A mãe me lançou um olhar decepcionado.
- Mas doutor, pensei que fosse convencer meu filho de que o que ele tem, são apenas pesadelos.
- Se fosse apenas isso, a psicóloga escolar não a teria encaminhado para mim - repliquei. - Conte mais sobre os seus "pesadelos", J.
J. olhou apreensivo para os lados, como que esperando que algo surgisse e pulasse sobre ele. Depois, ganhou confiança e começou a falar:
- Às vezes eu acordo no meio da noite... no escuro... e quando olho para os pés da minha cama, vejo um outro garoto olhando para mim. Ele veste um pijama parecido com o meu, e até se parece comigo.
- E essa sua cópia fala alguma coisa? - Questionei, fazendo apontamentos numa caderneta.
- Das primeiras vezes, ele só ficava parado e depois dava dois passos para trás e sumia... como se fosse feito de fumaça - J. encolheu-se de medo, e creio que eu também reagiria da mesma forma, depois de ver essa visagem dentro do meu quarto. - Mas teve um dia em que falou... que eu estava ocupando o lugar dele.
- Na cama? - Ergui os sobrolhos, lápis erguido.
- Na casa inteira - J. estava legitimamente assustado, e a mãe passou o braço sobre os ombros dele num gesto protetor.

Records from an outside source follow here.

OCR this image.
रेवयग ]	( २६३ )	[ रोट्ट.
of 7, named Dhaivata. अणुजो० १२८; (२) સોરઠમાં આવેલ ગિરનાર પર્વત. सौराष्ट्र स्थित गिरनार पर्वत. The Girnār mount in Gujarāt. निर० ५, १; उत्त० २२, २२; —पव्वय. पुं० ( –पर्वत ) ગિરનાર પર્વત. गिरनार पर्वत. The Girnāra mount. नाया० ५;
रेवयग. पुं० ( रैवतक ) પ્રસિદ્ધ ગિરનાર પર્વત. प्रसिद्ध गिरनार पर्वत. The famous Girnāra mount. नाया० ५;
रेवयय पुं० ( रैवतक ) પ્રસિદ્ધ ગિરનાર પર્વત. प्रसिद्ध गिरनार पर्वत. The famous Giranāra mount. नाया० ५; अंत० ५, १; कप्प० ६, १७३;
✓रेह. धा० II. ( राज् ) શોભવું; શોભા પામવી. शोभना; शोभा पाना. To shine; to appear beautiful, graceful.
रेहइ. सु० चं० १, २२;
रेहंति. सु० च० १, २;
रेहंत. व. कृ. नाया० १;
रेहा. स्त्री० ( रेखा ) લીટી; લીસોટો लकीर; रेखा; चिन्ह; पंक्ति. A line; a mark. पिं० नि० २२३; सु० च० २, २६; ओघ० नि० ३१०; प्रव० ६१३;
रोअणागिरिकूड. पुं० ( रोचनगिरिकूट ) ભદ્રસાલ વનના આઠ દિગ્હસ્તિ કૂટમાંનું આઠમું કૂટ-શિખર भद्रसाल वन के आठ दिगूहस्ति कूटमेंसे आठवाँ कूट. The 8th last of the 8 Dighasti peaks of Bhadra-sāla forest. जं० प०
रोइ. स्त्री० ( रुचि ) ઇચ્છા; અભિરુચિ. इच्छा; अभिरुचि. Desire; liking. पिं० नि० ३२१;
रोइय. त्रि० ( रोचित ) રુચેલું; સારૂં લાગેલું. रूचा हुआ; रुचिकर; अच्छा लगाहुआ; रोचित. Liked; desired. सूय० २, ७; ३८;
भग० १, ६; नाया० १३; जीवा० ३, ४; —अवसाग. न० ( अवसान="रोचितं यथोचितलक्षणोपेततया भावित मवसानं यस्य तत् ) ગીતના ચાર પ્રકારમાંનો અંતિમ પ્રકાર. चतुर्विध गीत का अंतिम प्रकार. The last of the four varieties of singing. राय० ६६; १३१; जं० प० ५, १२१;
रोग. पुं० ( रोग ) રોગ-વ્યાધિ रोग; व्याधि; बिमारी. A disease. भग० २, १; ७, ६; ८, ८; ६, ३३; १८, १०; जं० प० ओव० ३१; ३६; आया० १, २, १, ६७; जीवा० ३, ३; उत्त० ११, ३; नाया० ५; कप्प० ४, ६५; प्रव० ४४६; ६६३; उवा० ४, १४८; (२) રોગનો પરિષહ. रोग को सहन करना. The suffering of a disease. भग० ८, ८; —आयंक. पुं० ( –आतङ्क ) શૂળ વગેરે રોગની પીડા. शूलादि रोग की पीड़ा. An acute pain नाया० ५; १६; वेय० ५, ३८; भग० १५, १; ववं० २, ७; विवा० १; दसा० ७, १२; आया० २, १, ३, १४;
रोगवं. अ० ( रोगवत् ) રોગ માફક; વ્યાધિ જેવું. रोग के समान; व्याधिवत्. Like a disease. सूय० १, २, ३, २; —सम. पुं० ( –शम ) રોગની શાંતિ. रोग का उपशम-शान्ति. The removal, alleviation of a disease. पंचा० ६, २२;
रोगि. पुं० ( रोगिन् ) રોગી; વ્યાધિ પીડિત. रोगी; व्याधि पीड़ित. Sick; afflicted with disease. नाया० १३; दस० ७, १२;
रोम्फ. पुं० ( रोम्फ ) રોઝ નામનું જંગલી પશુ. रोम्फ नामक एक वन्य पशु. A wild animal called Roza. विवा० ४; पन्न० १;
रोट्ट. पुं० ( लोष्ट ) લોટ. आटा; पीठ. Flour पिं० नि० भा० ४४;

Era o suficiente. Pedi à Sra. M. que deixasse J. na recepção, com minha secretária, e pude finalmente perguntar à ela:
- Ele nunca soube que teve um irmão gêmeo, não é?
A Sra. M. me lançou um olhar desconsolado e apenas balançou negativamente a cabeça, apertando os lábios.
- Isso nem é tão incomum assim, da alma de um gêmeo continuar a viver no corpo do sobrevivente, e se manifestar quando este não tem o controle consciente... durante o sono, por exemplo. Provavelmente, há algo nesta casa onde estão morando agora que permite que essa interação ocorra com maior frequência.
- Será que teremos que nos mudar de novo, doutor? - Indagou a Sra. M., consternada.
- Não. Vocês não - sentenciei. - Mas creio que chegou a hora do irmão de J. arranjar uma nova família e seguir seu caminho.
J. ganhou um presente antes de deixar o meu escritório: uma bela pedra ônix negra.
- Você vai dormir com esta pedra debaixo do travesseiro - expliquei. - Aposto que o outro menino nunca mais vai lhe incomodar.
Dois meses depois, a Sra. M. ligou feliz para o meu consultório, e disse que o tratamento surtira efeito. Quanto a mim, só esperava que a nova família do irmão de J. fosse tão simpática quanto haviam sido seus pais biológicos.